Caroline Geisler, PhD

Central Mechanisms of Amylin Mediated Attenuation of Motivated Feeding

Caroline received her Ph.D. in Animal Sciences from the University of Arizona. Under Dr. Ben Renquist, Caroline’s graduate work centered on understanding how hepatic lipid accumulation induced changes in hepatic metabolism drive dysregulations in systemic insulin homeostasis. In the Hayes’ lab, Caroline’s focus has shifted to the neurohormonal control of energy homeostasis. The amylin signaling system is an attractive therapeutic target to treat obesity as amylin acts synergistically with other satiation signals to decrease food intake and enhance weight loss. This work is investigating how amylin signaling in the ventral tegmental area (VTA) engages a neural network to the prefrontal cortex (PFC) to invoke satiation and limit motivated feeding especially of highly palatable and rewarding foods.
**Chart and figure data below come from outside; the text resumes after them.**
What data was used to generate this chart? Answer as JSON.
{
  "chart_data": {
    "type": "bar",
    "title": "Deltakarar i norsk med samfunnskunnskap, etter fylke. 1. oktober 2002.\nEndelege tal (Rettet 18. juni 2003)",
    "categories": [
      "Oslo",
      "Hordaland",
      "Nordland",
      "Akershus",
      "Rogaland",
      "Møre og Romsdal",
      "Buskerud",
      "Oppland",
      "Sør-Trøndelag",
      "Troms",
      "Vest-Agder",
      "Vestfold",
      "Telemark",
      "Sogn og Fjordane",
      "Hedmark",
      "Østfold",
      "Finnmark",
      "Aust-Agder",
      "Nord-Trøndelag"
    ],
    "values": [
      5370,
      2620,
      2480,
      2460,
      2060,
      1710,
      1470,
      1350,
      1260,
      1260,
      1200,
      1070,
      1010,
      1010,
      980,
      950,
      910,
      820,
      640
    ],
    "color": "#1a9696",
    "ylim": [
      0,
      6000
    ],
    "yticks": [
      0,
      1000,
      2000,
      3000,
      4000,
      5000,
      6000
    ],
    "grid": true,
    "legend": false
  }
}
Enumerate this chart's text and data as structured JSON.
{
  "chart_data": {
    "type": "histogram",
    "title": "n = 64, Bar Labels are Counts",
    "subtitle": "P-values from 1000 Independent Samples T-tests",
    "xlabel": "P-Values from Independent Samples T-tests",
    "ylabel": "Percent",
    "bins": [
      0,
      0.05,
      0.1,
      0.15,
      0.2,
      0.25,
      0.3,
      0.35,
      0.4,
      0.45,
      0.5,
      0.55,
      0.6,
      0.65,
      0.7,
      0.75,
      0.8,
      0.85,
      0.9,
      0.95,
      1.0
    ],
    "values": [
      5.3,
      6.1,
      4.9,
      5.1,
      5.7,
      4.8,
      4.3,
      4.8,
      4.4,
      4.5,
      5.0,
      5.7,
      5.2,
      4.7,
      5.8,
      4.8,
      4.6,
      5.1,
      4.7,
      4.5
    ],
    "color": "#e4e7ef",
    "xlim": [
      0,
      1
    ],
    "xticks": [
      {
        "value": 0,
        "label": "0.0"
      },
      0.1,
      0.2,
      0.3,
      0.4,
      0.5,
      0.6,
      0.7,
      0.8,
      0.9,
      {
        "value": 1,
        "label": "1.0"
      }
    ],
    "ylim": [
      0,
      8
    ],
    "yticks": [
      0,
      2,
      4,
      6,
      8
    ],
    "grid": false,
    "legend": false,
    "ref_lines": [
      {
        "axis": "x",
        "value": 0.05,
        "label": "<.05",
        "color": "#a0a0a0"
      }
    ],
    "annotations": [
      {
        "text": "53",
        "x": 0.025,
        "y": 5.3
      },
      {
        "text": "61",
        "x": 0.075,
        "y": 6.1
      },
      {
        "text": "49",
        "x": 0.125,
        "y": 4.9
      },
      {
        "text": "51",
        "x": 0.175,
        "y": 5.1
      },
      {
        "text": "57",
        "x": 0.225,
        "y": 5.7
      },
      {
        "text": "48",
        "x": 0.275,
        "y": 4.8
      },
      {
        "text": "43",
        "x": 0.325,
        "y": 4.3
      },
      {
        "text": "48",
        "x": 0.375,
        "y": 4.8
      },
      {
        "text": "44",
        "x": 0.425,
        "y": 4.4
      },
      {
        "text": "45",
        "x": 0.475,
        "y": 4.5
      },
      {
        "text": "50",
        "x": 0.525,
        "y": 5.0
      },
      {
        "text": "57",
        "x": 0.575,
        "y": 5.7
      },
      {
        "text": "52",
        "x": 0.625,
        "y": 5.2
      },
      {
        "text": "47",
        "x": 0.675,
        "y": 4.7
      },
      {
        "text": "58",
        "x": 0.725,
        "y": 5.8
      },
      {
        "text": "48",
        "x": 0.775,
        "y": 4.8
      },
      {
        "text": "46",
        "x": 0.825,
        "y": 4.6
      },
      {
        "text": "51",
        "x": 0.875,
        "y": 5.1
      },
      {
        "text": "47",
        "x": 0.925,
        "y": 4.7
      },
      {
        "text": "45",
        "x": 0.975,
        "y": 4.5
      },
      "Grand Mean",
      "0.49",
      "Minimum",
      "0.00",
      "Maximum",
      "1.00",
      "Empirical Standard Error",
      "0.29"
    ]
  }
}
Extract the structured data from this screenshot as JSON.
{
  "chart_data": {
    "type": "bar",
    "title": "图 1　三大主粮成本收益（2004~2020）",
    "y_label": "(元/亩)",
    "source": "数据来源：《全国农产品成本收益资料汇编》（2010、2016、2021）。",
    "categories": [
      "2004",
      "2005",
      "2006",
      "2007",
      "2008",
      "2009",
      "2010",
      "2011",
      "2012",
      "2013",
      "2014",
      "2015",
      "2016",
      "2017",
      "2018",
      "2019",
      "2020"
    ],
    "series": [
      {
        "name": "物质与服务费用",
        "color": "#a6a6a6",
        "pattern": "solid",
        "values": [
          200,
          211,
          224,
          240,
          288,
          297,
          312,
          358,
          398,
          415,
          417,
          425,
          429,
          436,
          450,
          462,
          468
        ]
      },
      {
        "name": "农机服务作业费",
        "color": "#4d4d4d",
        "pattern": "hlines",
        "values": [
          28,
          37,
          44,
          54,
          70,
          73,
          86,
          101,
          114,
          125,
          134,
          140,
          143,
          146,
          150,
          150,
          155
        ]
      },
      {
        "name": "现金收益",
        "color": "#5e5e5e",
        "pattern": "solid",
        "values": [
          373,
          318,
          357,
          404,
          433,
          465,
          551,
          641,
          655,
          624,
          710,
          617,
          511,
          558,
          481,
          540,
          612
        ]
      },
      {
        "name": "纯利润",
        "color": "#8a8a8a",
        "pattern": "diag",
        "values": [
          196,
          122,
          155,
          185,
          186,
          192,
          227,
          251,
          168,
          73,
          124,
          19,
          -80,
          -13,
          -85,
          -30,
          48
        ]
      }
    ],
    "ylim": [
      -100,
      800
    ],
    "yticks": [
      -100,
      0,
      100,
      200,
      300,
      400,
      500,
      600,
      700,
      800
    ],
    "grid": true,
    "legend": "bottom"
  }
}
Our results demonstrate that intra-VTA amylin decreases food-evoked phasic dopamine release in the mPFC, and attenuates food-directed impulsive behavior. Surprisingly, amylin receptor expression is not observed on VTA-to-mPFC projecting neurons but is found on GABAergic neurons in the VTA that provide monosynaptic inputs to this pathway. Blocking intra-VTA GABA signaling diminishes the anorectic response to intra-VTA amylin. These results indicate that VTA amylin signaling stimulates GABA-mediated inhibition of dopaminergic projections to the mPFC to mitigate impulsive consumption of palatable foods.

The other focus of Caroline’s work in the Hayes’ lab is to understand how the glial-released satiation hormone octadecaneuropeptide (ODN) regulates energy homeostasis, central glucose sensing, and brain barrier transport.